本論文根據壓電力學理論、機電整合概念，以及機電耦合方法，提出一個針對壓電獵能系統模擬。此論文設計並提出了一個新穎的高效率壓電獵能方式及其模組，並針對磁鐵引致振動方式，將能量導入暫態敲擊之頻率上升轉換(Frequency up Conversion)模組，達到單次擊發能量189微焦耳之能量。研究中所使用的免電池獵能技術包含上述所提及: 高效率壓電獵能模組，及本研究中所開發之壓電獵能電路及晶片。根據獵能效果調整後，開發機電耦合中機械部分之有限元素方法的模擬，此一模擬分為單自由度及多自由度規劃，研究人員可以依計算時間及精準度的要求選用適合的方案。研究中後端儲能電路部分，針對暫態獵能模組之電路，提出一個以三模態峰值切換之切換電感電路，做為交直流轉換器(AC-DC Convertor)整流電路，並且藉由後端市售低功耗晶片及高增益值天線發射訊號。
研究中電路與機械個別測試過程，三模態機體晶片電路部分最高轉換效率可以達到92%，而離散電路部分(SECE)最高轉換效率達到70%。機械部分最大能量產生189微焦耳，單次擊發產生最大電壓約為100伏特。
過去壓電獵能器大多是使用基源激發震盪(Base Excitation)，利用穩態震盪的方式，獵取周遭能量，本論文因應自行所設計之單次觸發的高效能獵能模組，提出一模擬方式精準預測暫態震動於極短時間內所產生之能量，在此也提出一個利用薄膜樑理論(Thin-Beam-Theory)之數值方法，分析高效率壓電獵能方式，提出一個簡單的單自由度模型，於後端可以輸入初始激發之加速度，並預測所產生之電壓及電能。

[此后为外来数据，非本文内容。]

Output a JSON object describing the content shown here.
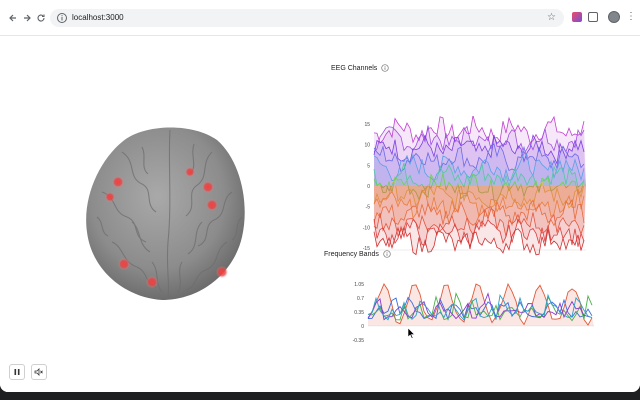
{
  "browser": {
    "url": "localhost:3000",
    "back_icon": "arrow-left-icon",
    "forward_icon": "arrow-right-icon",
    "reload_icon": "reload-icon",
    "bookmark_icon": "star-icon"
  },
  "panels": {
    "eeg_title": "EEG Channels",
    "freq_title": "Frequency Bands"
  },
  "chart_data": [
    {
      "type": "line",
      "title": "EEG Channels",
      "y_ticks": [
        "15",
        "10",
        "5",
        "0",
        "-5",
        "-10",
        "-15"
      ],
      "ylim": [
        -15,
        15
      ],
      "grid": false,
      "series_colors": [
        "#c040d0",
        "#a050e0",
        "#7a40e0",
        "#6a6ae8",
        "#5aa0e8",
        "#50c8a0",
        "#70d050",
        "#e0c040",
        "#f0a040",
        "#f08040",
        "#e86040",
        "#e04040",
        "#d03030"
      ]
    },
    {
      "type": "line",
      "title": "Frequency Bands",
      "y_ticks": [
        "1.05",
        "0.7",
        "0.35",
        "0",
        "-0.35"
      ],
      "ylim": [
        -0.35,
        1.05
      ],
      "grid": false,
      "series_colors": [
        "#e05a3a",
        "#3a6ae0",
        "#4ab04a",
        "#8a3ad0",
        "#2aa0c8"
      ]
    }
  ],
  "controls": {
    "pause_icon": "pause-icon",
    "mute_icon": "speaker-mute-icon"
  }
}
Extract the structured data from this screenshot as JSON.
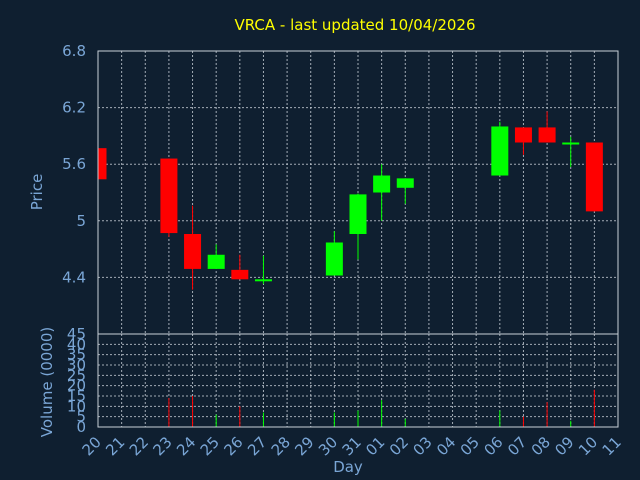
{
  "chart_data": {
    "type": "candlestick",
    "title": "VRCA - last updated 10/04/2026",
    "ylabel": "Price",
    "volume_label": "Volume (0000)",
    "xlabel": "Day",
    "price_ticks": [
      "6.8",
      "6.2",
      "5.6",
      "5",
      "4.4"
    ],
    "price_tick_values": [
      6.8,
      6.2,
      5.6,
      5.0,
      4.4
    ],
    "ylim": [
      3.8,
      6.8
    ],
    "volume_ticks": [
      "45",
      "40",
      "35",
      "30",
      "25",
      "20",
      "15",
      "10",
      "5",
      "0"
    ],
    "volume_tick_values": [
      45,
      40,
      35,
      30,
      25,
      20,
      15,
      10,
      5,
      0
    ],
    "volume_ylim": [
      0,
      45
    ],
    "day_labels": [
      "20",
      "21",
      "22",
      "23",
      "24",
      "25",
      "26",
      "27",
      "28",
      "29",
      "30",
      "31",
      "01",
      "02",
      "03",
      "04",
      "05",
      "06",
      "07",
      "08",
      "09",
      "10",
      "11"
    ],
    "colors": {
      "up": "#00ff00",
      "down": "#ff0000",
      "background": "#0f1f30",
      "title": "#ffff00",
      "axis_text": "#7aa6d6"
    },
    "candles": [
      {
        "day": "20",
        "open": 5.77,
        "high": 5.77,
        "low": 5.44,
        "close": 5.44,
        "volume": 0
      },
      {
        "day": "23",
        "open": 5.66,
        "high": 5.66,
        "low": 4.83,
        "close": 4.87,
        "volume": 14
      },
      {
        "day": "24",
        "open": 4.86,
        "high": 5.16,
        "low": 4.27,
        "close": 4.49,
        "volume": 15
      },
      {
        "day": "25",
        "open": 4.49,
        "high": 4.75,
        "low": 4.49,
        "close": 4.64,
        "volume": 6
      },
      {
        "day": "26",
        "open": 4.48,
        "high": 4.64,
        "low": 4.38,
        "close": 4.38,
        "volume": 10
      },
      {
        "day": "27",
        "open": 4.37,
        "high": 4.63,
        "low": 4.33,
        "close": 4.38,
        "volume": 7
      },
      {
        "day": "30",
        "open": 4.42,
        "high": 4.89,
        "low": 4.42,
        "close": 4.77,
        "volume": 7
      },
      {
        "day": "31",
        "open": 4.86,
        "high": 5.29,
        "low": 4.59,
        "close": 5.28,
        "volume": 8
      },
      {
        "day": "01",
        "open": 5.3,
        "high": 5.6,
        "low": 5.0,
        "close": 5.48,
        "volume": 13
      },
      {
        "day": "02",
        "open": 5.35,
        "high": 5.45,
        "low": 5.18,
        "close": 5.45,
        "volume": 4
      },
      {
        "day": "06",
        "open": 5.48,
        "high": 6.05,
        "low": 5.48,
        "close": 6.0,
        "volume": 8
      },
      {
        "day": "07",
        "open": 5.99,
        "high": 5.99,
        "low": 5.7,
        "close": 5.83,
        "volume": 5
      },
      {
        "day": "08",
        "open": 5.99,
        "high": 6.16,
        "low": 5.83,
        "close": 5.83,
        "volume": 12
      },
      {
        "day": "09",
        "open": 5.81,
        "high": 5.89,
        "low": 5.57,
        "close": 5.83,
        "volume": 3
      },
      {
        "day": "10",
        "open": 5.83,
        "high": 5.83,
        "low": 5.1,
        "close": 5.1,
        "volume": 18
      }
    ]
  }
}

根據需求，本論文於第四章提出一結合有限元素方法，以多自由度之有限元素方法規劃，分析過程解析出可耦合項次與壓電參數。參數分別為K、M、α、β等四個多維度立方矩陣。針對單自由度部分，單一模態作為獵能效果之評估，此一方式大幅降低計算時間，不失精準度；而多自由度部分，根據數值理論萃取四種參數矩陣，並計算各矩陣之特徵值，代入壓電耦合方程式後，以基本模態做為獵取最大能量之評估，或針對高階模態進行獵能電路敲擊過大時，高階模態之影響。於有限元素方法中，元素數量增加，越趨近於真實機械性質表現狀態，模擬精準度增加，而在本論文中校正後精確性也提升。
針對非線性電路模擬，以及非線性機械振動機電共模擬部分，本研究提出完全分析機電耦合性質模擬方法，而此共模擬系統(Co-Simulation of Mechanical And Electrical System and Mixed FEM-Analytic Method-SPICE for Electromechanical Coupling Systems)是在電路與機械數值計算間進行交互迭代機制。本研究提出單一自由度(S-DOF)線性機械振動、高階線性機械振動模擬與SPICE軟體整合、單一自由度非線性振動模擬與SPICE整合，三種共模擬計算方式進行討論。根據目前機電整合下，多自由模態力分布及評估方式，以及後端非線性電路諸如:電感式同步切換電路 (SSHI)、同步切換共振式電荷萃取電路(SECE)，無法分析壓電電能瞬間抽取所造成之慣性力隻影響，此種快速切換的非線性電路，會觸發高階模態振動，以及為解決無法同時分析與模擬非線性機械系統與非線性電路間真實情況，此一模擬計算之困境。綜規以上，本研究提出共模擬方式以解決之。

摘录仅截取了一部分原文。